Mehr sollten ungespoilerte Zuschauer im Idealfall nicht wissen. Aber es gibt ja auch jene, die «Breaking Bad» bereits komplett gesehen haben oder keinerlei Furcht vor Spoilern kennen. Und jenen sei hier ein intensiver Blick zurück auf die finalen Stunden dieses Fernsehmeilensteins geboten – denn manche Serien haben es einfach verdient, immer wieder neu thematisiert zu werden!
Die 13. Episode der fünften «Breaking Bad»-Staffel beginnt, nachdem Walts Imperium unter seinem von Ehrgeiz und falschem Stolz zerfressenen Hintern zusammen bröckelte. Ex-Geschäftspartnerin Lydia hat in Walts Lehrling Todd einen Methkoch gefunden, dessen Produkt mit 76-prozentiger Reinheit achtbare Qualität aufweist. Wäre da nicht das kleine Problem, dass Todd nicht in der Lage ist, der Droge das markante Blau zu verleihen, dass die Kunden verlangen. Walt hat aber mit deutlich größeren Problemen zu kämpfen: Jesse hat sich gegen ihn gewendet und arbeitet mit der Polizei an einem Plan, ihn ans Messer zu liefern. Also geht Walt einen neuen Pakt mit dem Teufel ein: Er bittet Todds Onkel Jack und seine Neonazi-Bande, Jesse zu töten, ehe er auf seine Geldreserven stößt. Die Pläne Walts, Jesses und Jacks kreuzen einander, mit verheerenden Folgen ...

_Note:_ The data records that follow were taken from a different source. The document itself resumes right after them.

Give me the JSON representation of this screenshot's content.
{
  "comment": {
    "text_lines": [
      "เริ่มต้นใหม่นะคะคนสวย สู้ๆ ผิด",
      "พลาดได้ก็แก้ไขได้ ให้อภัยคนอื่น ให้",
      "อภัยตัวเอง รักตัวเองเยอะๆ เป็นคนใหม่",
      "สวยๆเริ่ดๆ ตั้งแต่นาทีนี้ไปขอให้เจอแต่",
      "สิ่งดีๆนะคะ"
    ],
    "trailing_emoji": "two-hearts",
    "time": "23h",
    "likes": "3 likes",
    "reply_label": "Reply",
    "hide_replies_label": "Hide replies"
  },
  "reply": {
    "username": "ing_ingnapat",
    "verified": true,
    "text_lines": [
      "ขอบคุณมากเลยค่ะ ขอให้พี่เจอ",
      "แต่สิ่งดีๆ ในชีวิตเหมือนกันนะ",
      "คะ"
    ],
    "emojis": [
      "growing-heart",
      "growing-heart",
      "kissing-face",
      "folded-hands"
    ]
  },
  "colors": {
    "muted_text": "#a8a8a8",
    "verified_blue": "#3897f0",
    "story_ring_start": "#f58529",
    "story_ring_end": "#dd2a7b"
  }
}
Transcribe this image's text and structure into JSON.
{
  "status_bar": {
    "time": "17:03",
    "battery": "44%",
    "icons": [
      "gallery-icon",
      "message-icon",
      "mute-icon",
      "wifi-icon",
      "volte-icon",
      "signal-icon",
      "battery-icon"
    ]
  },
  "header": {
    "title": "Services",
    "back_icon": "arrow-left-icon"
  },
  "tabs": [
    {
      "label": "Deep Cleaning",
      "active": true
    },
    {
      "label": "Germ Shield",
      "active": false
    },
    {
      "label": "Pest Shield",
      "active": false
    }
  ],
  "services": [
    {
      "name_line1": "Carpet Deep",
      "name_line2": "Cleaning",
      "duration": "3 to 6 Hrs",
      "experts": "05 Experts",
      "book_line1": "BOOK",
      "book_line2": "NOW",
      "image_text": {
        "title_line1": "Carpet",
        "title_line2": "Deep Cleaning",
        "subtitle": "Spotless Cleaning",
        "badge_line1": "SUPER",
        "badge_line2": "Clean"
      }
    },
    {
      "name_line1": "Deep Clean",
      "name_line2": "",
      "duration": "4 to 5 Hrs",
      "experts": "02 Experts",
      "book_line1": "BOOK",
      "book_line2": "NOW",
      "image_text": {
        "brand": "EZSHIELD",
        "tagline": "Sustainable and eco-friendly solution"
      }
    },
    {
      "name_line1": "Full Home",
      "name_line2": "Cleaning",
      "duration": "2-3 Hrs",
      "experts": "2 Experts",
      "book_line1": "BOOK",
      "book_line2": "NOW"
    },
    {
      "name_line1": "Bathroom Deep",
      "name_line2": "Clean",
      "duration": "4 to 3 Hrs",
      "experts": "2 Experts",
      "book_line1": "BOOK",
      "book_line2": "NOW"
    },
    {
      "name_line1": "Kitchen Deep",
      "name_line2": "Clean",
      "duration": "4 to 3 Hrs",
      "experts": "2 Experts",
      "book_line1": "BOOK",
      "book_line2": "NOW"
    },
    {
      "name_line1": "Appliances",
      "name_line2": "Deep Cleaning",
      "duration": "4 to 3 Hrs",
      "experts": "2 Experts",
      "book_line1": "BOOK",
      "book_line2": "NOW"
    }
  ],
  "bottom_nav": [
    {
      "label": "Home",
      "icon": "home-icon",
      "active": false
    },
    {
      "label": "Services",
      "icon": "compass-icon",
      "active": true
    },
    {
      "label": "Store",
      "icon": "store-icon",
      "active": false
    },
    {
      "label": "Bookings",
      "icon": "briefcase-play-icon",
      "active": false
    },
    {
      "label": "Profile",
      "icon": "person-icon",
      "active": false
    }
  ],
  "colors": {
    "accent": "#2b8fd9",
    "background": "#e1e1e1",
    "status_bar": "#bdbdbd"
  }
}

Durch die engagierten Schauspieler, einer gewissenhaften Inszenierung sowie die raffinierten Dialoge, in denen sich Rückgriffe auf vergangene Ereignisse sowie Höhen und Tiefen im Inneren der Figuren zu einem packenden Ganzen entwickeln, ist „To'hajiilee“ eine der rasantesten und spektakulärsten «Breaking Bad»-Folgen. Es gibt nicht eine Minute Leerlauf, und dennoch fühlt sich die Episode nie gehetzt an. Trotzdem ist sie nichts weiteres als die Vorbereitung auf die fesselndste Stunde, seit es Fernsehserien gibt: „Ozymandias“.
Mit der Rückblende zu Beginn der Folge und der viel sagenden letzten Einstellung wäre „Ozymandias“ die perfekte Finalfolge. Sie greift erst auf Episode eins zurück und veranschaulicht, wie sich das Format von einem schwarzhumorigen Kleinganovendrama zum komplexen, hochdramatischen, teils sehr tragischen Epos über korrumpierte Moral entwickelte. Dann packt sie sich alles, was Walt geblieben ist, und nimmt es ihm in einer atemberaubenden Aneinanderreihung eskalierender Ereignisse weg. Diese Ereignisse umfassen ebenso ikonisch gefilmte Taten - etwa den erschütternden Tod Hanks – wie auch meisterlich in Szene gesetzte Monologe und Dialoge. Das gesamte Ensemble, allen voran natürlich der begnadete Bryan Cranston, spielt sich bildlich die Seele aus dem Leib und es gibt nicht nur unvergessliche Wenden zu verdauen, sondern auch intelligent verfasste, mehrschichtig umgesetzte Einblicke in die Gedanken- und Gefühlswelten der Figuren zu bestaunen. Mehrmals stockt der Atem und Gänsehaut ist ebenfalls an diversen Stellen garantiert – etwa während Walts energisch vorgetragenem, hinter der Fassade fast schon von überwältigen emotionalen Deutungsmöglichkeiten geprägten Telefonat mit Skyler. Und obwohl „Ozymandias“ nicht die letzte «Breaking Bad»-Episode ist, in gewisser Weise stellt sie trotzdem das Finale dar. Das letzte große Kapitel. Alles was folgt, ist reiner Epilog.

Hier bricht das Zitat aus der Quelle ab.